Öncelikle tasarının ismine ilişkin kamuoyunun, kadın örgütlerinin ve grubumuzun itirazları hiç dikkate alınmamıştır. Kamuoyunda yaygın bir şekilde tasarının adının "Kadın ve Aile Bireylerinin Şiddetten Korunmasına Dair Kanun Tasarısı" olması yönündeki istemler makul ve haklı bir gerekçe gösterilmeksizin reddedilmiştir. Sayın Bakanımızın bu konuda söylediği gerekçeler ne yazık ki yeterince doyurucu değildir. Tasarının dayanağı olan uluslararası anlaşmanın ismi "Kadınlara Yönelik Şiddet ve Aile İçi Şiddetin Önlenmesi ve Bunlarla Mücadeleye İlişkin Avrupa Konseyi Sözleşmesi" olmasına rağmen bu dahi göz ardı edilmiştir. Söz konusu uluslararası anlaşmayı İstanbul'da ilk imzalayan ülke olmaktan ve Türkiye Büyük Millet Meclisinde ilk onaylayan ülke olmaktan haklı olarak gurur duyarken, aynı duyarlılığın tasarının hazırlanması ve isimlendirilmesi konusunda gösterilmemesi ciddi ve sorgulanması gereken bir çelişkidir. Bu durumda "Uluslararası anlaşma sadece Türkiye'nin imajını düzeltmek amacıyla mı imzalandı?" diye sormak gerekiyor çünkü Avrupa İnsan Hakları Mahkemesi tarafından 9 Haziran 2009 tarihinde Nahide Opuz davasında Türkiye kadına karşı şiddeti önleyememekten dolayı ilk ve tek mahkûm olan ülke unvanını almıştır. Bu durum doğal olarak ülkemizin uluslararası itibarını zedelemiş ve ardından ise Kadınlara Yönelik Şiddetin Önlenmesine Dair Avrupa Konseyi Sözleşmesi İstanbul'da imzalanmıştır. Ancak, uluslararası anlaşmaların imzalanması ve Türkiye Büyük Millet Meclisinde onaylanması, ne yazık ki ülkemizde kadına, çocuklara ve aile bireylerine yönelik şiddeti ortadan kaldırmaya yetmeyecektir. Öncelikle bu konuda bir zihniyet dönüşümü gerekmektedir. İşte bunun içindir ki tasarının adı "kadın ve aile bireylerinin şiddetten korunmasına dair kanun tasarısı" olmalıdır yani kadın önce eşit haklara sahip bir birey olarak kabul edilmelidir.

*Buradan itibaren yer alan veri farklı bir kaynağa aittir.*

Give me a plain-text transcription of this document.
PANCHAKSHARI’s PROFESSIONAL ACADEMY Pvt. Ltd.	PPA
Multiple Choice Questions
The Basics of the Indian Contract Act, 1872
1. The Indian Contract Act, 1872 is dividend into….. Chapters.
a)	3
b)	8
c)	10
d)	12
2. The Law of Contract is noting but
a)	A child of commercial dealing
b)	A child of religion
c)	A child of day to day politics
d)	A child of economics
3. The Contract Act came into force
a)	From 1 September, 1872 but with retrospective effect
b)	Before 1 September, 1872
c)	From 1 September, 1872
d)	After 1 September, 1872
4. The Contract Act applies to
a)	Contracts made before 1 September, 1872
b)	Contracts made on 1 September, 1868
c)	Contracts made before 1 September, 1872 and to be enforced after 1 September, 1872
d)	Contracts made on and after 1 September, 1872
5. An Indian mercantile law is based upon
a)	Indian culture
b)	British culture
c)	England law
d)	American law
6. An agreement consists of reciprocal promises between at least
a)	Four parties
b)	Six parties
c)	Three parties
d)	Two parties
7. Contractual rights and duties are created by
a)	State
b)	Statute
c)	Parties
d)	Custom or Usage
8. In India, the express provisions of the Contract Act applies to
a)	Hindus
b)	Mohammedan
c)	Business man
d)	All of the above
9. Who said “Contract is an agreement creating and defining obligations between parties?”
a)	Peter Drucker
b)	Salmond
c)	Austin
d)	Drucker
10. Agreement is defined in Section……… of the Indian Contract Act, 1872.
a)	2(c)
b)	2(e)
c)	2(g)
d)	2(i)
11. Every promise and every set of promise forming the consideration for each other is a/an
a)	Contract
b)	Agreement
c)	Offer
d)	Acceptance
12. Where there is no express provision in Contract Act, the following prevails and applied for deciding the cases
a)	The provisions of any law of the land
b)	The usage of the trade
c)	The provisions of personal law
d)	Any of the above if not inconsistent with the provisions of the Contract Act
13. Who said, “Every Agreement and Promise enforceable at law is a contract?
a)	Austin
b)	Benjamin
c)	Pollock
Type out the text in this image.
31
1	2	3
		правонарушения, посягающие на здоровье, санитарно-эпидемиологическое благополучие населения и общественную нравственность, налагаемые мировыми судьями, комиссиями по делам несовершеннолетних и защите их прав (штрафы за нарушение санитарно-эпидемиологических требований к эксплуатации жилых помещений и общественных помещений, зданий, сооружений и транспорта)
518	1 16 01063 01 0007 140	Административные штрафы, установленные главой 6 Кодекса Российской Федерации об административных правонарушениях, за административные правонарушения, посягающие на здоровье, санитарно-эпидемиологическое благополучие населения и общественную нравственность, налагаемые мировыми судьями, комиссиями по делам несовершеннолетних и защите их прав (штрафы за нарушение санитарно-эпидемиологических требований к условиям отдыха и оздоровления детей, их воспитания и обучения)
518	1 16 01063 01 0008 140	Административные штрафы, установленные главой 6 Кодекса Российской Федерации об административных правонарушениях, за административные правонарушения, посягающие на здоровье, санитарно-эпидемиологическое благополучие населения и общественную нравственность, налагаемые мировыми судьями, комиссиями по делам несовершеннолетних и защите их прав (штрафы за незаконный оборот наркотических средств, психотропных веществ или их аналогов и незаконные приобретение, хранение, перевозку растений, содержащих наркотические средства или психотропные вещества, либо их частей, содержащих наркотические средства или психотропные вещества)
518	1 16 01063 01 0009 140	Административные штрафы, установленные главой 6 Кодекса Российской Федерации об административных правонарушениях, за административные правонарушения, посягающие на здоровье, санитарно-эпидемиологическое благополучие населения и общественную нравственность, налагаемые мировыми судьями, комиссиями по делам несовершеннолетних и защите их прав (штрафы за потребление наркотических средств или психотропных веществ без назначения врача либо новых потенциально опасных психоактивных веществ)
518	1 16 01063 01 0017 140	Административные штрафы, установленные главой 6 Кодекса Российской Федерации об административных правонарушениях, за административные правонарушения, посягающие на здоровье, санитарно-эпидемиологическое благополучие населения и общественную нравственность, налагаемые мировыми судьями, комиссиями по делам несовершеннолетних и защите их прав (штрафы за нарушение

Aile içinde ya da dışında, evli, boşanmış, bekâr ya da on sekiz yaş altında çocuk yaşta olsun, öncelikle kadının şiddetten korunması düşünülmelidir. Kadına ve çocuğa uygulanan her türlü şiddetin bir insan hakkı ihlali olduğu kabul edilmelidir. Yani "Ailenin korunması adına, kadına ve çocuğa, diğer aile bireylerine yapılan şiddete ve eziyete göz yumabiliriz." gibi bir anlam çıkabilecek bu tasarının ismi değiştirilmelidir.
Öncelikle, tasarıya dayanak olarak aldığımız İstanbul Sözleşmesi'ne tasarının gerekçesinde yer verilmemiş, atıf dahi yapılmamıştı. Bu nedenle, uluslararası anlaşmaların yanında İstanbul Sözleşmesi'ne de tasarıya dayanak anlaşma olması nedeniyle yer verilmesi gerektiği önerilmiş ve bu önergemiz komisyon tarafından kabul edilmiştir.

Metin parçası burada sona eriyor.